Celtman changed that. I was watching the Adventure Show on BBC Scotland. Every month it reports from different events across Scotland. In 2011, it reported back from the first Celtman extreme triathlon. 3.4km swim on the west coast of Scotland, a 120 mile cycle round the Applecross penisula and then a marathon up a Munro and finish in Torridon. 

“That’s impossible,” I said, “how do they do that?” 

Every year since I’ve watched the Adventure Show and thought I would love to take part but secretly I knew that I wasn’t good enough. I don’t want to swim through jellyfish in freezing cold water. I’ve never cycled 120 miles. I’ve never run a marathon up a mountain. That’s what other people do.

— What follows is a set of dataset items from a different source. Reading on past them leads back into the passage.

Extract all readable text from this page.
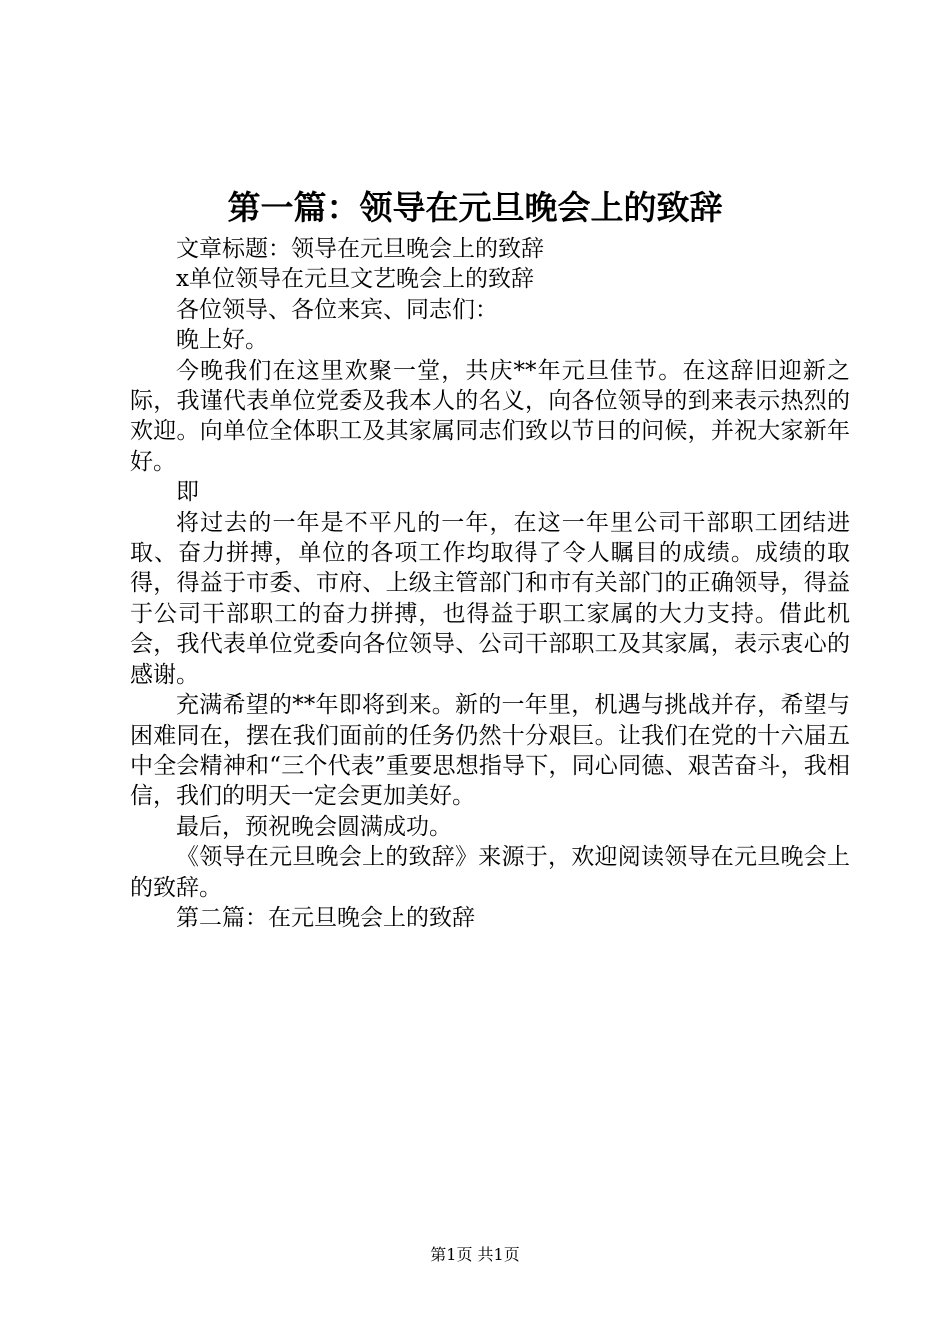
第一篇：领导在元旦晚会上的致辞

文章标题：领导在元旦晚会上的致辞

x单位领导在元旦文艺晚会上的致辞

各位领导、各位来宾、同志们：

晚上好。

今晚我们在这里欢聚一堂，共庆**年元旦佳节。在这辞旧迎新之际，我谨代表单位党委及我本人的名义，向各位领导的到来表示热烈的欢迎。向单位全体职工及其家属同志们致以节日的问候，并祝大家新年好。

即

将过去的一年是不平凡的一年，在这一年里公司干部职工团结进取、奋力拼搏，单位的各项工作均取得了令人瞩目的成绩。成绩的取得，得益于市委、市府、上级主管部门和市有关部门的正确领导，得益于公司干部职工的奋力拼搏，也得益于职工家属的大力支持。借此机会，我代表单位党委向各位领导、公司干部职工及其家属，表示衷心的感谢。

充满希望的**年即将到来。新的一年里，机遇与挑战并存，希望与困难同在，摆在我们面前的任务仍然十分艰巨。让我们在党的十六届五中全会精神和“三个代表”重要思想指导下，同心同德、艰苦奋斗，我相信，我们的明天一定会更加美好。

最后，预祝晚会圆满成功。

《领导在元旦晚会上的致辞》来源于，欢迎阅读领导在元旦晚会上的致辞。

第二篇：在元旦晚会上的致辞

第1页 共1页
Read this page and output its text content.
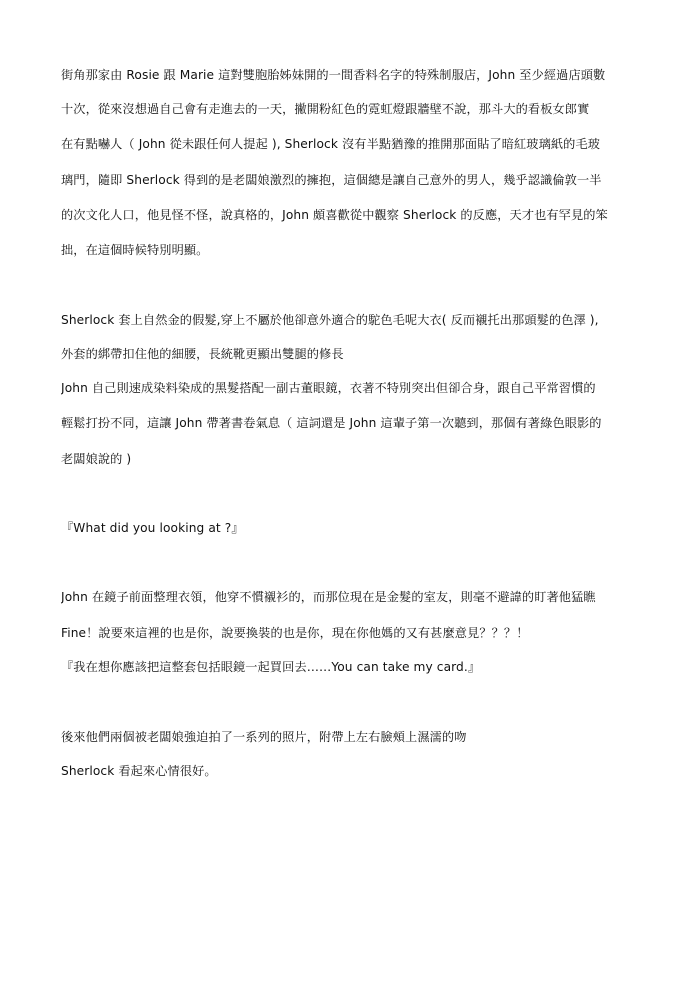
街角那家由 Rosie 跟 Marie 這對雙胞胎姊妹開的一間香料名字的特殊制服店，John 至少經過店頭數
十次，從來沒想過自己會有走進去的一天，撇開粉紅色的霓虹燈跟牆壁不說，那斗大的看板女郎實
在有點嚇人（ John 從未跟任何人提起 ), Sherlock 沒有半點猶豫的推開那面貼了暗紅玻璃紙的毛玻
璃門，隨即 Sherlock 得到的是老闆娘激烈的擁抱，這個總是讓自己意外的男人，幾乎認識倫敦一半
的次文化人口，他見怪不怪，說真格的，John 頗喜歡從中觀察 Sherlock 的反應，天才也有罕見的笨
拙，在這個時候特別明顯。
Sherlock 套上自然金的假髮,穿上不屬於他卻意外適合的駝色毛呢大衣( 反而襯托出那頭髮的色澤 ),
外套的綁帶扣住他的細腰，長統靴更顯出雙腿的修長
John 自己則速成染料染成的黑髮搭配一副古董眼鏡，衣著不特別突出但卻合身，跟自己平常習慣的
輕鬆打扮不同，這讓 John 帶著書卷氣息（ 這詞還是 John 這輩子第一次聽到，那個有著綠色眼影的
老闆娘說的 )
『What did you looking at ?』
John 在鏡子前面整理衣領，他穿不慣襯衫的，而那位現在是金髮的室友，則毫不避諱的盯著他猛瞧
Fine！說要來這裡的也是你，說要換裝的也是你，現在你他媽的又有甚麼意見？？？！
『我在想你應該把這整套包括眼鏡一起買回去……You can take my card.』
後來他們兩個被老闆娘強迫拍了一系列的照片，附帶上左右臉頰上濕濡的吻
Sherlock 看起來心情很好。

But as I started to train for races in middle distance, then long distance, then Norseman and Roth, I started to think this year that maybe, with a bit more effort, I could be ready for Celtman. Because I don’t want to just complete it. I want to stand at the top of the mountain and be one of the few competitors who complete the whole course. In order to do that you need to be halfway through the run eleven hours after starting. Which means I’ll have around 8 hours to complete 120 miles on the bike, knowing that my swim time is the one thing I won’t be able to change no matter how hard I train. 

And, to make this Celtman, even better, unlike Norseman and Roth, Iain will be racing too, which will be a good incentive for both training and on the day itself. Though it has spoiled my support runner plans as he was going to run the final half with me!

Now that I’ve secured a spot I keep thinking of the first edition. I think how impossible it seemed and I think how possible it now is. I can’t wait to take part!